In diesen Gesprächen arbeiten alle Beteiligten gemeinsam auf der Grundlage eines lösungs- und ressourcen-orientierten Grundverständnisses. Sie finden mindestens zweimal im Schuljahr statt.

  • Der Fokus liegt auf positiven Aspekten, d.h. auf vorhandenen Ressourcen und auf aktuellen Momenten des Gelingens
  • Dadurch rückt die konkrete Handlungsausgestaltung in den Vordergrund.
    Weitere Handlungsmöglichkeiten ergeben sich daraus

Aus den erarbeiteten Entwürfen der gewünschten Zukunft werden Ziele wie folgt formuliert: 

- positiv
- konkret
- zukunftsorientiert
- im Handlungsbereich des Individuums angesiedelt
- überprüfbar

  • Den jeweiligen Umsetzungsvorschlägen der Familienmitgliedern treten wir offen, neugierig und positiv entgegen
  • Aufgaben und Verantwortlichkeiten werden nach gemeinsamer Absprache verteilt

Individuelle Entwicklungsplanung (IEP) an der Hundertwasser-Schule ist demzufolge

  • lösungsorientiert
  • alltagswirksam
  • handlungsbezogen
  • personenzentriert
  • Ressourcen aktivierend
  • partizipativ
  • systembewegend

Die Individuelle Entwicklungsplanung wird von Familien, STB und Schule in diesen KESS-Gesprächen gemeinsam erarbeitet.

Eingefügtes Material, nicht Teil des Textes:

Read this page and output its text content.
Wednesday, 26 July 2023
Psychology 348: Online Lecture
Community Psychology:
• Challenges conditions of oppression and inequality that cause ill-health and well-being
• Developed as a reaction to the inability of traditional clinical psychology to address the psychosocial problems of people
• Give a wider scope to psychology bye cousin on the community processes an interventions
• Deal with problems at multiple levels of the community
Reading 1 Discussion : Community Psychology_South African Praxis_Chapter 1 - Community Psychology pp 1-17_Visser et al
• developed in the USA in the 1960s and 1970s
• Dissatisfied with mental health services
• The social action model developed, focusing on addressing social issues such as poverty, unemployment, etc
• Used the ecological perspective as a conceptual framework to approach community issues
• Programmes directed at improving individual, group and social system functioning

Hieraus ergibt sich ein reflektiertes und abgestimmtes Handeln für den Alltag der Beteiligten. Die pädagogische Arbeit wird transparent und überprüfbar. Durch die aktive Mitwirkung der Familien in den Gesprächen wird ihre Selbstwahrnehmung und Selbstwirksamkeit gestärkt.

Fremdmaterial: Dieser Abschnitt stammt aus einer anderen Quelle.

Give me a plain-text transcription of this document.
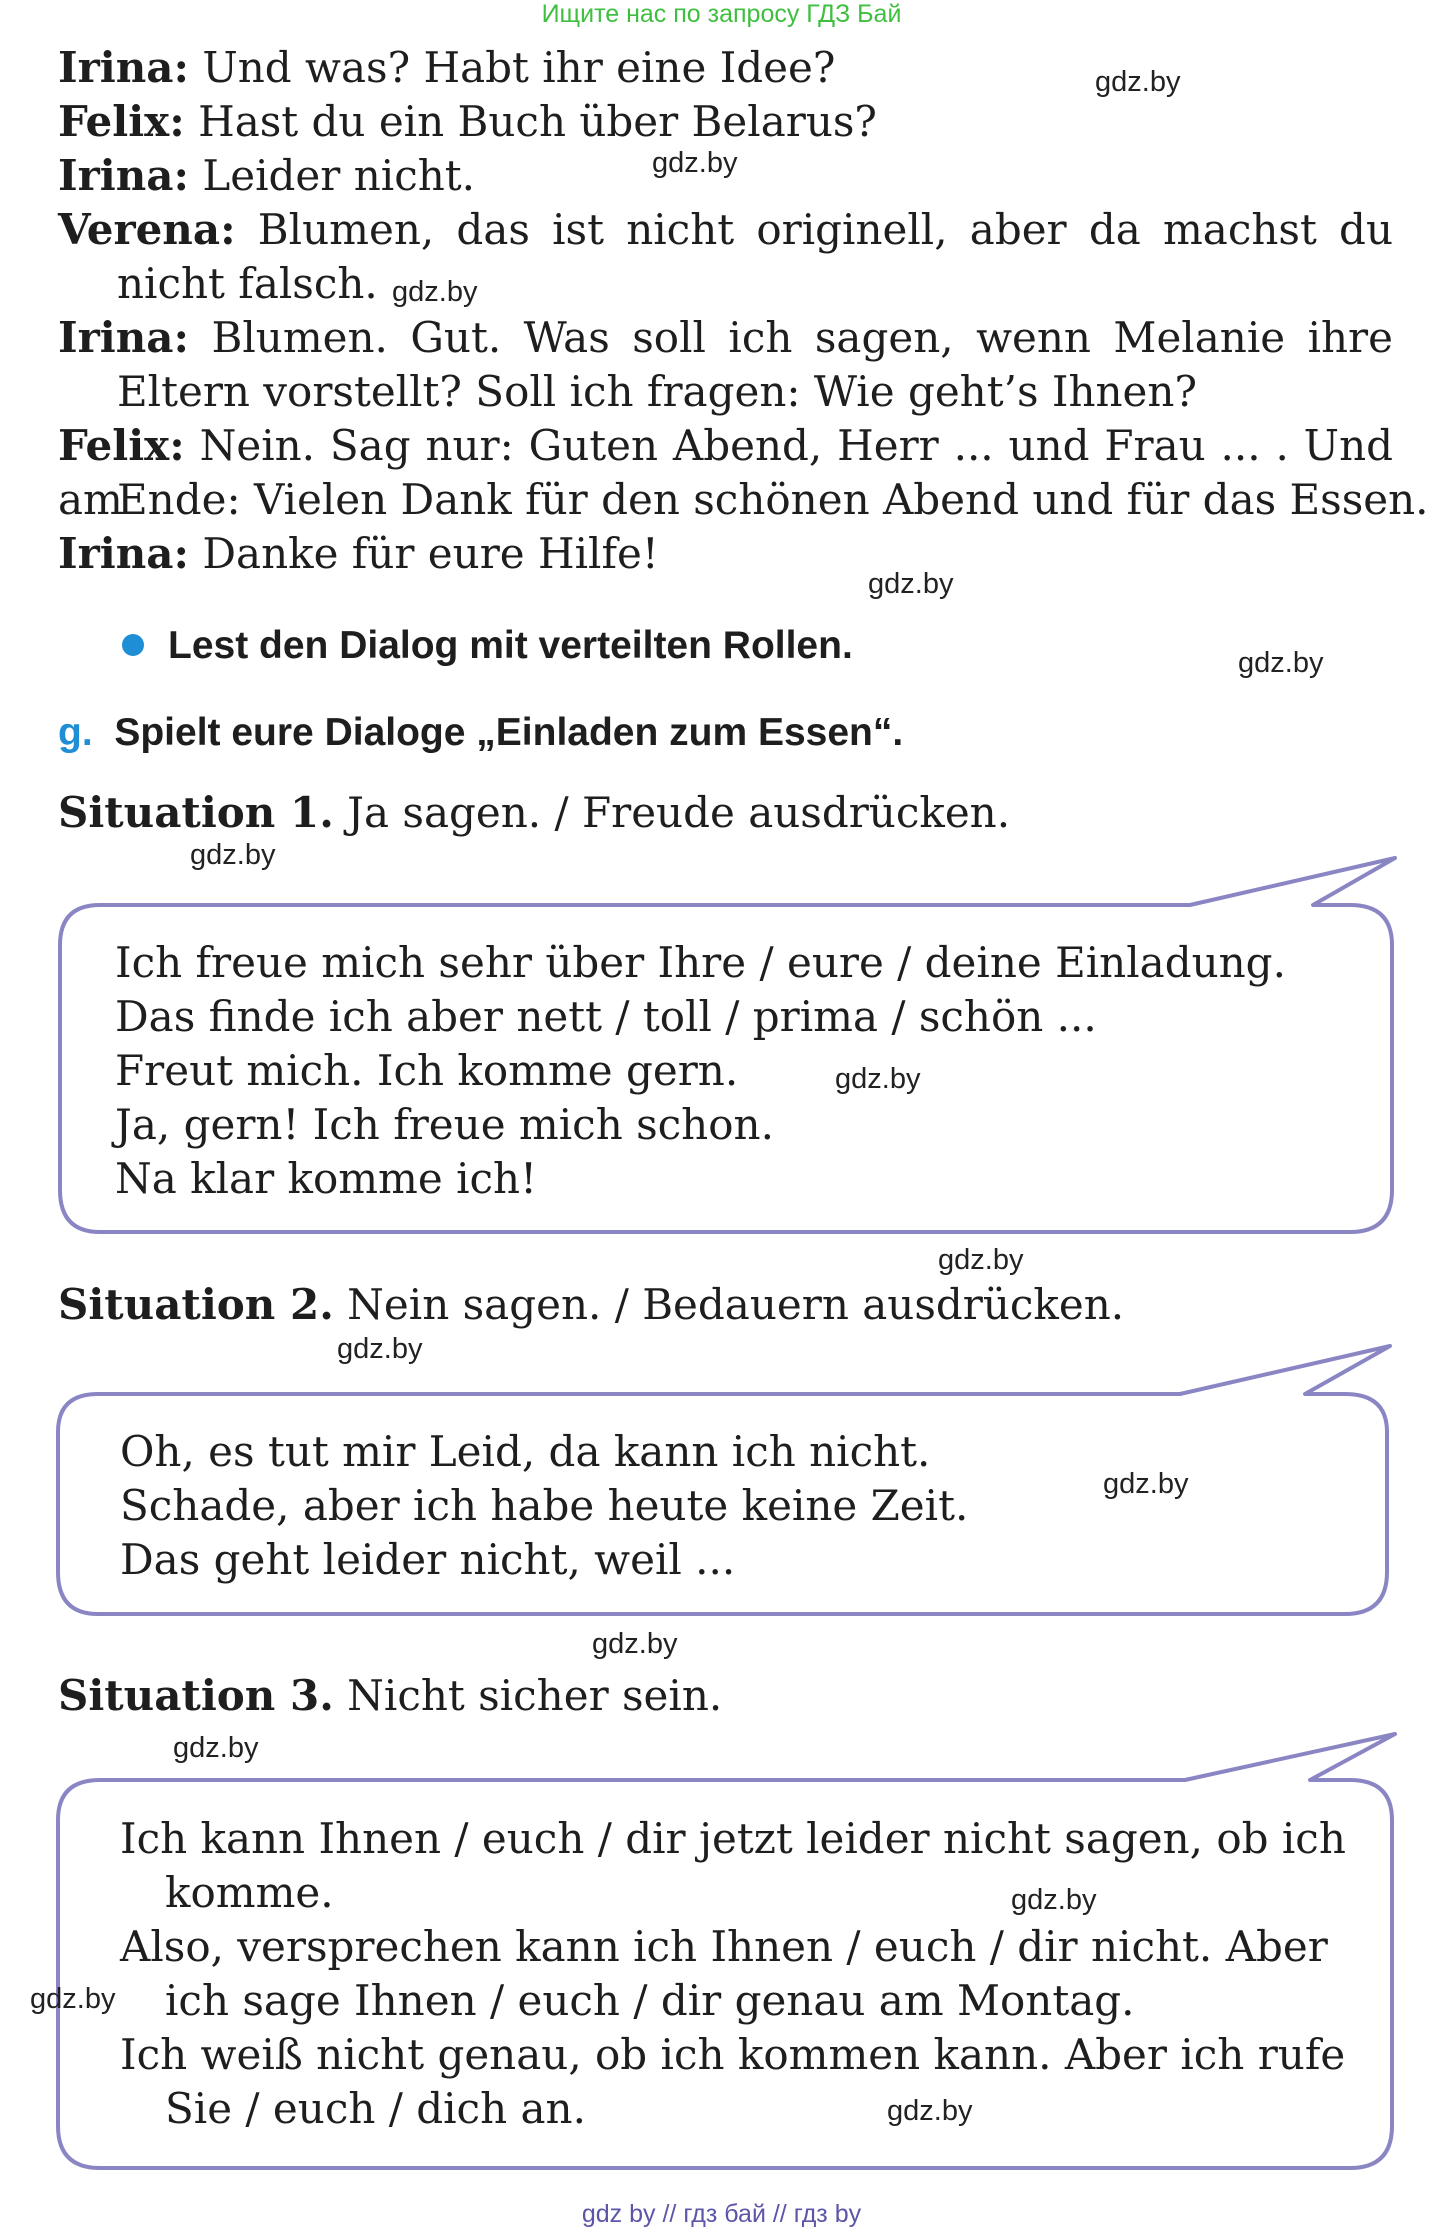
Ищите нас по запросу ГДЗ Бай
Irina: Und was? Habt ihr eine Idee?
Felix: Hast du ein Buch über Belarus?
Irina: Leider nicht.
Verena: Blumen, das ist nicht originell, aber da machst du
nicht falsch.
Irina: Blumen. Gut. Was soll ich sagen, wenn Melanie ihre
Eltern vorstellt? Soll ich fragen: Wie geht’s Ihnen?
Felix: Nein. Sag nur: Guten Abend, Herr ... und Frau ... . Und am
Ende: Vielen Dank für den schönen Abend und für das Essen.
Irina: Danke für eure Hilfe!
Lest den Dialog mit verteilten Rollen.
g. Spielt eure Dialoge „Einladen zum Essen“.
Situation 1. Ja sagen. / Freude ausdrücken.
Ich freue mich sehr über Ihre / eure / deine Einladung.
Das finde ich aber nett / toll / prima / schön ...
Freut mich. Ich komme gern.
Ja, gern! Ich freue mich schon.
Na klar komme ich!
Situation 2. Nein sagen. / Bedauern ausdrücken.
Oh, es tut mir Leid, da kann ich nicht.
Schade, aber ich habe heute keine Zeit.
Das geht leider nicht, weil ...
Situation 3. Nicht sicher sein.
Ich kann Ihnen / euch / dir jetzt leider nicht sagen, ob ich
komme.
Also, versprechen kann ich Ihnen / euch / dir nicht. Aber
ich sage Ihnen / euch / dir genau am Montag.
Ich weiß nicht genau, ob ich kommen kann. Aber ich rufe
Sie / euch / dich an.
gdz.by
gdz.by
gdz.by
gdz.by
gdz.by
gdz.by
gdz.by
gdz.by
gdz.by
gdz.by
gdz.by
gdz.by
gdz.by
gdz.by
gdz.by
gdz by // гдз бай // гдз by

Die gemeinsame Planung aller Beteiligten bietet über die Mehrperspektivität hinaus auch die Chance bisher noch nicht wahrgenommene Ressourcen und Lösungsansätze aufzudecken. Diese Lösungsansätze werden auf die konkrete Handlungsebene übertragen, die dazu getroffenen Ziele und Vereinbarungen werden regelmäßig überprüft und weiter entwickelt.